Machtlosigkeit und Unmut: Das EU-Parlament und die öffentliche Meinung in Deutschland

Von Dagmar Henn

Es ist offensichtlich, dass das EU-Parlament sowohl machtlos als auch überflüssig erscheint. Die Reaktion der AfD auf den Zwischenfall mit Voice of Europe lässt auf zukünftige Entwicklungen spekulieren, die vermutlich keine positiven Überraschungen bereithalten werden. Es scheint ebenfalls wenig Hoffnung zu bestehen, dass die politischen Mechanismen in Brüssel dadurch beeinflusst werden könnten.

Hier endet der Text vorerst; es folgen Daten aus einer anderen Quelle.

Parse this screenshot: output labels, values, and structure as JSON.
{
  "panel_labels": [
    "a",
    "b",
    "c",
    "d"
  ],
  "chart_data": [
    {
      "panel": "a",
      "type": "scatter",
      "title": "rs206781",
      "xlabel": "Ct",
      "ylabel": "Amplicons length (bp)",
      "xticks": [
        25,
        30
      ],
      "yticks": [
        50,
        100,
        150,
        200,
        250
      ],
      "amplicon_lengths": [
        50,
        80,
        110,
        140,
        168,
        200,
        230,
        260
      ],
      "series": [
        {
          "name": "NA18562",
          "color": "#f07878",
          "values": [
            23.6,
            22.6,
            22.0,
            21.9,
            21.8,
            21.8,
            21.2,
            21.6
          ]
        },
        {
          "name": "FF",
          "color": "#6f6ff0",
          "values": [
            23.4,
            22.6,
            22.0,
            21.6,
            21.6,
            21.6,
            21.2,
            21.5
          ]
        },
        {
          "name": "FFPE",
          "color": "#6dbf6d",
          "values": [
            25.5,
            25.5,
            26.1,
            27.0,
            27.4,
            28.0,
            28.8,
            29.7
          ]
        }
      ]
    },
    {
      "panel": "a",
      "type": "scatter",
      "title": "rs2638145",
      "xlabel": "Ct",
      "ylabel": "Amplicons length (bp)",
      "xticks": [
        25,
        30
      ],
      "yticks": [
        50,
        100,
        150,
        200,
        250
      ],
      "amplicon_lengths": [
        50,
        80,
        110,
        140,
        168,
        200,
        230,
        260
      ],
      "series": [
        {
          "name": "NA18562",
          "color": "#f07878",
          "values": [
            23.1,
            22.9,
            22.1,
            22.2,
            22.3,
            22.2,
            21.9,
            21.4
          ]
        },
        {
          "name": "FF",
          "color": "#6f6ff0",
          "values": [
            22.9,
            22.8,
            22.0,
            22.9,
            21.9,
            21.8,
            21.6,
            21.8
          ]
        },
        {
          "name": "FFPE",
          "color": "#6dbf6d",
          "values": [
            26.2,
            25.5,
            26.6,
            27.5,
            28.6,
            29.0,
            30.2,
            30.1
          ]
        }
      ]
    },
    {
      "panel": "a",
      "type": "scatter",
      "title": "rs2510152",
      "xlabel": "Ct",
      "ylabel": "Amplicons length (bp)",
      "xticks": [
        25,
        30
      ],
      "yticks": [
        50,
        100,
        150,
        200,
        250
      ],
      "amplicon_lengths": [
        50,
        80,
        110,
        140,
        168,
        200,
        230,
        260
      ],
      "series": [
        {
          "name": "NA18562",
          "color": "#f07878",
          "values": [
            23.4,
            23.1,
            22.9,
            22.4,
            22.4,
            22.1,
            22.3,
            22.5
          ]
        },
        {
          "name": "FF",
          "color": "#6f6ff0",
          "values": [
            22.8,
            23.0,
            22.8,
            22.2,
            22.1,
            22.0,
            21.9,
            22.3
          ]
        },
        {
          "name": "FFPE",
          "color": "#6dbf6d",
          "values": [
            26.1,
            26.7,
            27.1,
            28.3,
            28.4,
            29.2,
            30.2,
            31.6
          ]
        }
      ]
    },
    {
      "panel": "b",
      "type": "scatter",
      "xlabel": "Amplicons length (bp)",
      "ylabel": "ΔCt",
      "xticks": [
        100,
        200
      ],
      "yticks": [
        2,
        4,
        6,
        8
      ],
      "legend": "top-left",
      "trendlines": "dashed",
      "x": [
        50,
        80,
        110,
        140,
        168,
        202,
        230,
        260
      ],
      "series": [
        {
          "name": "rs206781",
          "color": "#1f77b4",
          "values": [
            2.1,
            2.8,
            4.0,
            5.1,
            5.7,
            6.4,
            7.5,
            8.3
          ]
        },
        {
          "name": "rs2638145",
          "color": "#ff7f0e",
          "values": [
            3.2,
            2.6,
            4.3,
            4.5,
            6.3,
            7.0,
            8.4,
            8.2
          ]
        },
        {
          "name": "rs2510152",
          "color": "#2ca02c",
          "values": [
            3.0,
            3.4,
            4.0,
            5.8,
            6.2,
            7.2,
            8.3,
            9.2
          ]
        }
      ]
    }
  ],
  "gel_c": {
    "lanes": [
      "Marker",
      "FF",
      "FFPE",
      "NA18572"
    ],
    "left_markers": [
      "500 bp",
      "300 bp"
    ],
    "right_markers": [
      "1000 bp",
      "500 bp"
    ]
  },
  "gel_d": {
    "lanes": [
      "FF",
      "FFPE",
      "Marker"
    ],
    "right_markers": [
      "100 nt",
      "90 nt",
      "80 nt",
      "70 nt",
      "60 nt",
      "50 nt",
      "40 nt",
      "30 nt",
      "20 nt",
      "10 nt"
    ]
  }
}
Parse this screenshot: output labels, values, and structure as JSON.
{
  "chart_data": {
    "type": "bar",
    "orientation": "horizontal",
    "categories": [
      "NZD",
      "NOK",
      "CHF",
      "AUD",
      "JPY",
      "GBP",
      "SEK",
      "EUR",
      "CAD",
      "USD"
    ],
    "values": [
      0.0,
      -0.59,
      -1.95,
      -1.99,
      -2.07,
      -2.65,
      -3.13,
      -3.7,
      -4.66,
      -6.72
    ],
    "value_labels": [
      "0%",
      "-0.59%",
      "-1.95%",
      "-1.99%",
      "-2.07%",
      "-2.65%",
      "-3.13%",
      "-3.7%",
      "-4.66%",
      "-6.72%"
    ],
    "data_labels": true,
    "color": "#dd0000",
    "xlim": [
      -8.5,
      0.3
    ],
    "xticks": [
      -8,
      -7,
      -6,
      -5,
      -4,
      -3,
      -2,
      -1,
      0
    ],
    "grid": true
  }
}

In diesen düsteren Zeiten sollte jedoch jede Möglichkeit genutzt werden, um einen Moment der Erleichterung zu genießen. Angesichts der Schwierigkeiten, die die Ampelkoalition, insbesondere ihr grüner Flügel, dem Land auferlegt hat, ist ein wenig Schadenfreude über die empfangene Quittung nicht fehl am Platz, auch wenn die Effekte davon kurzlebig sein werden. Dies spiegelt die Haltung von Außenministerin Baerbock wider: “Es ist mir egal, was meine Wähler denken.”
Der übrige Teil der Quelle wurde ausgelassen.